I am performing non-negative least squares using scipy. A trivial example would be as follows:
import numpy as np
from scipy.optimize import nnls
A = np.array([[60, 70, 120, 60],[60, 90, 120, 70]], dtype='float32')
b = np.array([6, 5])
x, res = nnls(A, b)
Now, I have a situation where some entries in A or b can be missing (np.NaN). Something like,
A_2 = A.copy()
A_2[0,2] = np.NaN
Ofcourse, running NNLS on A_2, b will not work as scipy does not expect an inf or nan.

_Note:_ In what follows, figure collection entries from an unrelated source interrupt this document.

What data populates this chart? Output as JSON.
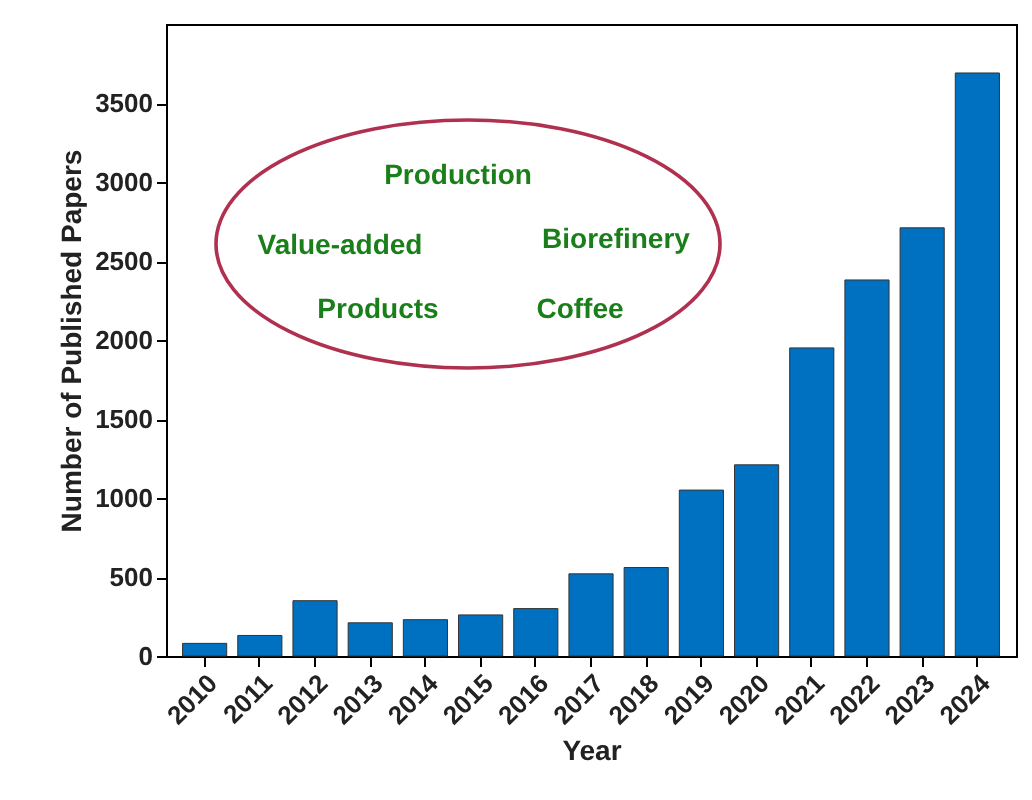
{
  "chart_data": {
    "type": "bar",
    "xlabel": "Year",
    "ylabel": "Number of Published Papers",
    "categories": [
      "2010",
      "2011",
      "2012",
      "2013",
      "2014",
      "2015",
      "2016",
      "2017",
      "2018",
      "2019",
      "2020",
      "2021",
      "2022",
      "2023",
      "2024"
    ],
    "values": [
      80,
      130,
      350,
      210,
      230,
      260,
      300,
      520,
      560,
      1050,
      1210,
      1950,
      2380,
      2710,
      3690
    ],
    "color": "#0070c0",
    "ylim": [
      0,
      4000
    ],
    "yticks": [
      0,
      500,
      1000,
      1500,
      2000,
      2500,
      3000,
      3500
    ],
    "annotations": [
      "Production",
      "Value-added",
      "Biorefinery",
      "Products",
      "Coffee"
    ]
  }
}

How can we perform NNLS masking out the missing entry from the computation. Effectively, this should translate to
Minimize |(A_2.x- b)[mask]|
where mask can be defined as:
mask = ~np.isnan(A_2)
In general, entries can be missing from both A and b.
Possibly helpful:
[1] How to include constraint to Scipy NNLS function solution so that it sums to 1
I think you can compute the mask first (determine which points you want included) and then perform NNLS. Given the mask
In []: mask
Out[]:
array([[ True, True, False, True],
[ True, True, True, True]], dtype=bool)
you can verify whether to include a point by checking if all values in a column are True using np.all along the first axis.
In []: np.all(mask, axis=0)
Out[]: array([ True, True, False, True], dtype=bool)
This can then be used as a column mask for A.
In []: nnls(A_2[:,np.all(mask, axis=0)], b)
Out[]: (array([ 0.09166667, 0. , 0. ]), 0.7071067811865482)
The same idea can be used for b to construct a row mask.